Parikh advises budding entrepreneurs, “When you see a problem in your community, lean into it. Don’t just research, instead meet your users, understand the challenges they face, desires, and potential. And then rapidly adapt your strategy towards that direction.”
As Parikh was getting started, he noted that one of the reasons few marketplace startups succeed is due to unprepared stakeholders. In our interview, he provided an analogy to Uber. If the Uber app was launched across the globe and drivers were not yet available in a location, riders in that location would be irritated, criticize Uber, and therefore ruin its reputation.

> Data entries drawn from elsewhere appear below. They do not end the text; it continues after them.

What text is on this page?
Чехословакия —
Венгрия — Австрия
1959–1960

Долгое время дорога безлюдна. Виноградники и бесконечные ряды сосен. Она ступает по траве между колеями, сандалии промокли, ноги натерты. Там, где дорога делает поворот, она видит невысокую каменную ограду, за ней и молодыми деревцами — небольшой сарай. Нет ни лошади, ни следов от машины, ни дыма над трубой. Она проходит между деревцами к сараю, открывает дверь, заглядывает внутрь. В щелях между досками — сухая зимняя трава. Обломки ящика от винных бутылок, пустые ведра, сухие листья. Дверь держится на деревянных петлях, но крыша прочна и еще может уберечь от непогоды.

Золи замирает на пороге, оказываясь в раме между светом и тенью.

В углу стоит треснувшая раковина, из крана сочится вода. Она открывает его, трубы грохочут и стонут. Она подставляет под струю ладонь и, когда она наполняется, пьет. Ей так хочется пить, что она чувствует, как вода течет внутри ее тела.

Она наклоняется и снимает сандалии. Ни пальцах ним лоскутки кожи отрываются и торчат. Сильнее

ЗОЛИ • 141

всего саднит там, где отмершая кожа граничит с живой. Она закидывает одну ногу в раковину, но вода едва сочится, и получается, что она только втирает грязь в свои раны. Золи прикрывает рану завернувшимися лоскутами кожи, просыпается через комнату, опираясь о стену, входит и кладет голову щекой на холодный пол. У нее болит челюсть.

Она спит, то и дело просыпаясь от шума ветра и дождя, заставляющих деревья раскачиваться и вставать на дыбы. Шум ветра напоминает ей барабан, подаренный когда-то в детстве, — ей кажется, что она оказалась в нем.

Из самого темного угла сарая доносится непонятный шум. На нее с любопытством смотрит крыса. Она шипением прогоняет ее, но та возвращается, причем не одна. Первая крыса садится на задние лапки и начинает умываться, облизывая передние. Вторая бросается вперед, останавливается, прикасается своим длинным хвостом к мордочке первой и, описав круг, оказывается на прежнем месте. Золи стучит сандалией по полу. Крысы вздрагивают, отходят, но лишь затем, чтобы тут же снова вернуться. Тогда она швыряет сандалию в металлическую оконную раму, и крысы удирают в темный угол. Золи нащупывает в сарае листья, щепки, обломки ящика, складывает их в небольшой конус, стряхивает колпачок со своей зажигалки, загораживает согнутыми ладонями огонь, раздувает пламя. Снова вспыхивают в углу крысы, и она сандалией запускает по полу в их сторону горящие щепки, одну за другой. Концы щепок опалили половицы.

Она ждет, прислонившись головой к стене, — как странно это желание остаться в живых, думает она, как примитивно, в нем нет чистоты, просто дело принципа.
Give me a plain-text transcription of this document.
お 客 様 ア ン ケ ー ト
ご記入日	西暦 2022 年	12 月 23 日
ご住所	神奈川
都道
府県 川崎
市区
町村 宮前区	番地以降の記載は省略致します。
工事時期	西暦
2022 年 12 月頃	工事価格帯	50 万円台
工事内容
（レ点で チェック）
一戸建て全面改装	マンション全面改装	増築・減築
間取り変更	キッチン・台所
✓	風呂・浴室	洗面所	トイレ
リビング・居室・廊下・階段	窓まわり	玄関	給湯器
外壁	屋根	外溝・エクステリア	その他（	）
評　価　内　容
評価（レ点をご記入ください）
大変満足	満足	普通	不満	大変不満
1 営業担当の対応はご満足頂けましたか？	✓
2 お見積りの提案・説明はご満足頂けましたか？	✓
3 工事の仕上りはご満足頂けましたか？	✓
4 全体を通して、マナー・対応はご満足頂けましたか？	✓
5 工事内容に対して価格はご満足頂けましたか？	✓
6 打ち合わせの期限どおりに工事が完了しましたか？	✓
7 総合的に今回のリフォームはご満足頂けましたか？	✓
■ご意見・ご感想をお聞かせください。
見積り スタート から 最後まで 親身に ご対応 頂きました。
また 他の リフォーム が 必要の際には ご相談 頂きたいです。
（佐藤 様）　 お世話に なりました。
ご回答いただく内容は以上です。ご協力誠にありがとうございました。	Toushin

The Apna team decided to launch city by city to ensure that there are enough users and hiring employers. Today, the company has calibrated a playbook that incorporates local nuances to launch in new cities and drive more than 10,000 interviews in each city within a week.
Future
The application is live in 28 cities and Parikh hopes to launch in over 300 cities by the end of the year. They’re also beta-testing their platform in the United Arab Emirates and the United States and are anticipating launch in early 2022.
But the question revolves around why are eminent venture capital firms including Sequoia Capital and Tiger Global trusting a platform that makes no revenue. Parikh says, “It’s because of the potential that lies ahead.”
When you build a product with sticky-user love, it opens doors to a plethora of business models. The company is focusing on developing it’s micro-skilling platform that enables blue-collar workers to learn new skills to unlock a path towards a more rewarding future.
Parikh has huge aspirations including reaching billions of people over the next couple years and reducing global poverty. And while this may seem ludicrous, the company’s 125x growth over the past year sure makes it promising.